= Laus Pisonis =

1st century AD Latin verse panegyric

The Laus Pisonis (Praise of Piso) is a Latin verse panegyric of the 1st century AD in praise of a man of the Piso family. The exact identity of the subject is not certain. Some scholars identify him with Gaius Calpurnius Piso, the leader of a conspiracy against Nero in AD 65; Others argue for a later date, one possible candidate being a Piso mentioned by Pliny the Younger as the young author of a poem in Greek, who became consul in 111 AD. The Latinity is straightforward; the subject is praised for his oratorical ability as an advocate in law cases, for the kindness with which he maintains his house open to poor men of talent, but also for his skill at playing ball, composing poetry in Greek, and especially the board game of latrunculi, for which the poem is one of our main sources. The author three times addresses Piso as a iuvenis ("young man"), but also mentions that he had been consul and had made a speech in the senate praising the Emperor.

About the author of the work there is considerably more doubt; it has been attributed to Saleius Bassus, Statius, Lucan and Calpurnius Siculus among others. Whoever he was, the author says in the concluding verses of his poem that he was not yet twenty years old.

The work, comprising 261 dactylic hexameters, has come down via a single manuscript once preserved in the monastery of Lorsch, and now lost; although sizeable portions were also preserved in several medieval florilegia, the manuscripts of which are still extant. The editio princeps is in J. Sichard's edition of Ovid, Basel, 1527, and the work has seen about a dozen editions over the centuries, having drawn the attention of Joseph Scaliger and Emil Baehrens among others. A restoration of the archetype of the florilegia was published by Berthold Ullman.

==Summary==
– 1 The writer wonders which to praise more, Piso's own virtues or his noble ancestry, since the Calpurnian family descend from Calpus (son of King Numa Pompilius).

– 22 Piso's ancestors' deeds in war have been recorded by earlier poets; now that wars have quietened down, it is possible to show valour in civic life. Addressing Piso as iuvenis facunde, he encourages him to outdo his ancestors by victories in the law courts. The crowds which once watched his ancestors' military triumphs now pack the courts to hear him speak. With his eloquence he is able to control the jurors just as a Thessalian horseman controls his horse. His speeches surpass the forcefulness of Ulysses, the brevity of Menelaus, and the eloquence of Nestor (three warriors from the Iliad).

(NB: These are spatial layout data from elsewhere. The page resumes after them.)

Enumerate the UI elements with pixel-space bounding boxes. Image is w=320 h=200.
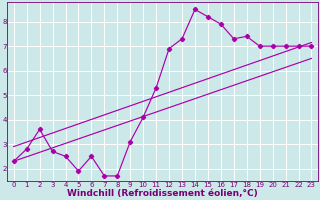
X-axis label: Windchill (Refroidissement éolien,°C): Windchill (Refroidissement éolien,°C) — [67, 189, 258, 198]
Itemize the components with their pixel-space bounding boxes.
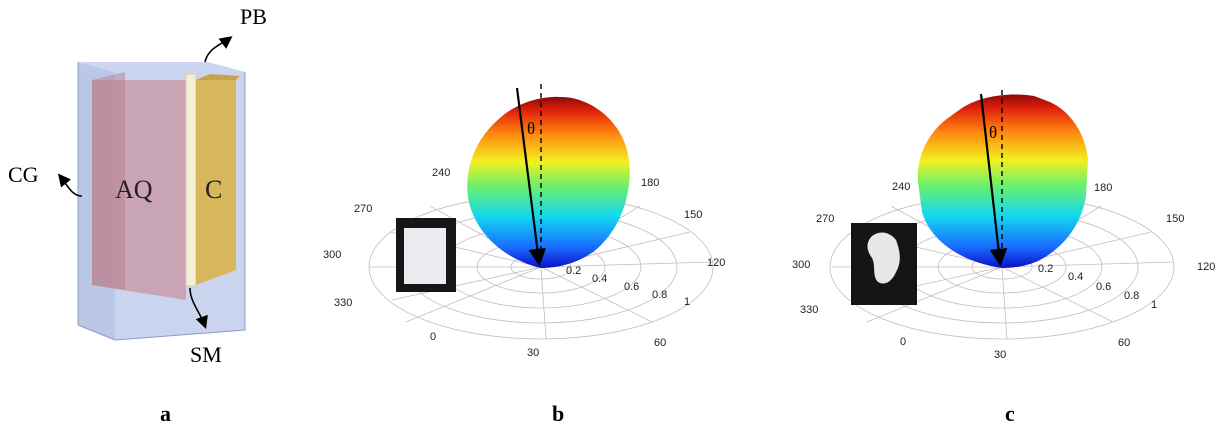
sm-arrow-icon bbox=[189, 287, 208, 330]
c-chamber-top bbox=[196, 74, 240, 80]
tick-60-b: 60 bbox=[654, 337, 666, 349]
cell-glass-top bbox=[78, 62, 245, 72]
radial-0.2-b: 0.2 bbox=[566, 265, 581, 277]
tick-300-c: 300 bbox=[792, 259, 810, 271]
label-cg: CG bbox=[8, 162, 39, 187]
tick-330-b: 330 bbox=[334, 297, 352, 309]
tick-330-c: 330 bbox=[800, 304, 818, 316]
label-pb: PB bbox=[240, 4, 267, 29]
tick-120-b: 120 bbox=[707, 257, 725, 269]
tick-30-c: 30 bbox=[994, 349, 1006, 361]
panel-b: θ 240 270 300 330 0 30 60 120 150 180 0.… bbox=[323, 84, 725, 359]
tick-300-b: 300 bbox=[323, 249, 341, 261]
tick-120-c: 120 bbox=[1197, 261, 1215, 273]
theta-label-b: θ bbox=[527, 119, 535, 138]
peak-direction-arrow-b bbox=[515, 87, 547, 267]
tick-30-b: 30 bbox=[527, 347, 539, 359]
sm-membrane bbox=[185, 73, 197, 287]
radial-1-b: 1 bbox=[684, 296, 690, 308]
tick-60-c: 60 bbox=[1118, 337, 1130, 349]
panel-a: AQ C PB CG SM bbox=[8, 4, 267, 367]
radial-1-c: 1 bbox=[1151, 299, 1157, 311]
cg-arrow-icon bbox=[58, 173, 83, 197]
tick-0-c: 0 bbox=[900, 336, 906, 348]
radial-0.6-c: 0.6 bbox=[1096, 281, 1111, 293]
peak-direction-arrow-c bbox=[979, 93, 1008, 267]
panel-c: θ 240 270 300 330 0 30 60 120 150 180 0.… bbox=[792, 90, 1215, 361]
radial-0.4-c: 0.4 bbox=[1068, 271, 1083, 283]
label-c: C bbox=[205, 175, 222, 204]
tick-240-c: 240 bbox=[892, 181, 910, 193]
tick-150-c: 150 bbox=[1166, 213, 1184, 225]
radiation-pattern-c bbox=[917, 94, 1088, 268]
c-chamber bbox=[196, 80, 236, 285]
inset-photo-b bbox=[396, 218, 456, 292]
radial-0.4-b: 0.4 bbox=[592, 273, 607, 285]
label-aq: AQ bbox=[115, 175, 153, 204]
pb-arrow-icon bbox=[204, 36, 233, 63]
tick-270-b: 270 bbox=[354, 203, 372, 215]
caption-b: b bbox=[552, 401, 564, 426]
tick-180-b: 180 bbox=[641, 177, 659, 189]
inset-photo-c bbox=[851, 223, 917, 305]
radiation-pattern-b bbox=[467, 96, 630, 268]
aq-chamber-side bbox=[92, 72, 125, 290]
radial-0.8-c: 0.8 bbox=[1124, 290, 1139, 302]
tick-270-c: 270 bbox=[816, 213, 834, 225]
caption-a: a bbox=[160, 401, 171, 426]
radial-0.8-b: 0.8 bbox=[652, 289, 667, 301]
tick-180-c: 180 bbox=[1094, 182, 1112, 194]
tick-150-b: 150 bbox=[684, 209, 702, 221]
tick-0-b: 0 bbox=[430, 331, 436, 343]
label-sm: SM bbox=[190, 342, 222, 367]
tick-240-b: 240 bbox=[432, 167, 450, 179]
caption-c: c bbox=[1005, 401, 1015, 426]
radial-0.2-c: 0.2 bbox=[1038, 263, 1053, 275]
theta-label-c: θ bbox=[989, 123, 997, 142]
radial-0.6-b: 0.6 bbox=[624, 281, 639, 293]
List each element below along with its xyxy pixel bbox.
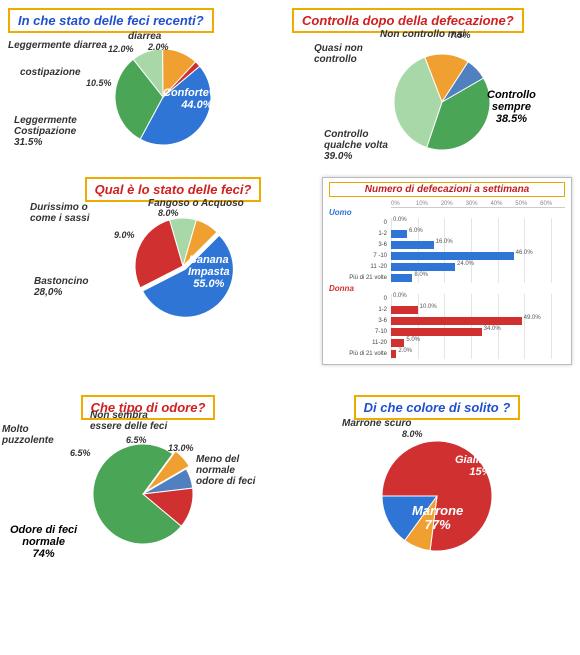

He also reminds Piso of the success of his speech as consul in the Senate in praise of the Emperor. The poet says, however, that he himself does not have the strength to match Piso's eloquence with his own.

– 81 Calling on the Muse Calliope to help him, the poet describes how when the law courts are closed, the young men of Rome flock to Piso's house to hear him speak. He is skilled in Greek culture also and is able to compose a fine epigram. The dignity of his noble demeanour, his faithfulness, and his freedom of speech combined with modesty are also remarkable.

– 109 The poet describes how Piso is generous to his poor clients and dependants, treating them as equals, respecting them, and appreciating their different talents. Like the seasons, Piso is able to change from one thing to another easily, from the dignity of the courts to the playfulness of his free time, composing poetry or playing the lyre. One could believe that the god Phoebus himself had taught him the lyre, and the poet encourages him to play and to imitate the warrior Achilles, who was skilled in the lyre as well as in fighting.

– 178 He goes on to describe Piso's skill in fencing, playing ball, and especially at playing the board game known as ludus latrunculorum, which the poet describes in terms of battling with soldiers.

– 209 The poet begs Piso to accept the gift of his poem. If his present effort falls short, he hopes he will do better in future. He begs Piso to become his patron, so that he can develop his talents. Virgil would never have become famous without the patronage of Maecenas, who also encouraged the tragedian and epic poet Varius, and the lyricist Horace. He begs Piso to help him, as a man stretches out his hand to help a swimmer in the water. Though the poet comes from a humble family and is only 19 years old, he can emerge from the darkness of poverty with Piso's help.

==Ludus latrunculorum==
The ludus latrunculorum, or simply latrunculi, was a board game played with black and white circular glass pieces on a plain board of 6 x 6 or 8 x 8 squares. The aim was to capture as many as possible of the opponent's pieces by surrounding each one with two of one's own pieces on either rank or file. Pieces were allowed to move forwards or backwards but not diagonally. A glass piece or counter is referred to in the Laus Pisonis (lines 193, 196) and in Ovid (Ars Amatoria 2.207–8, Tristia 2.477–8) as a calculus or miles. The name latrunculi (which literally means 'highwaymen' or 'brigands') is found in Seneca the Younger, Varro and Pliny the Elder.

==Bibliography==
- Austin, R. G. (1934), "Roman Board Games. I". Greece & Rome, 4(10), 24–34.
- Austin, R. G. (1935). "Roman board games. II". Greece & Rome, 4(11), 76–82.
- Bell, A. A. (1985). "A New Approach to the Laus Pisonis". Latomus, 44(Fasc. 4), 871–878.
- Green, S. J. (2010). "‘(No) arms and a man’: The imperial pretender, the opportunistic poet and the Laus Pisonis". The Classical Quarterly, 60(2), 497–523.
- Reeve, M. D. (1984). "The Addressee of Laus Pisonis". Illinois Classical Studies, 9(1), 42–48.
- Richmond, J. (1994). "The Ludus Latrunculorum and Laus Pisonis 190–208". Museum Helveticum, 51(3), 164–179.
- Ullman, B. L. (1929). "The Text Tradition and Authorship of the Laus Pisonis". Classical Philology, 24(2), 109–132.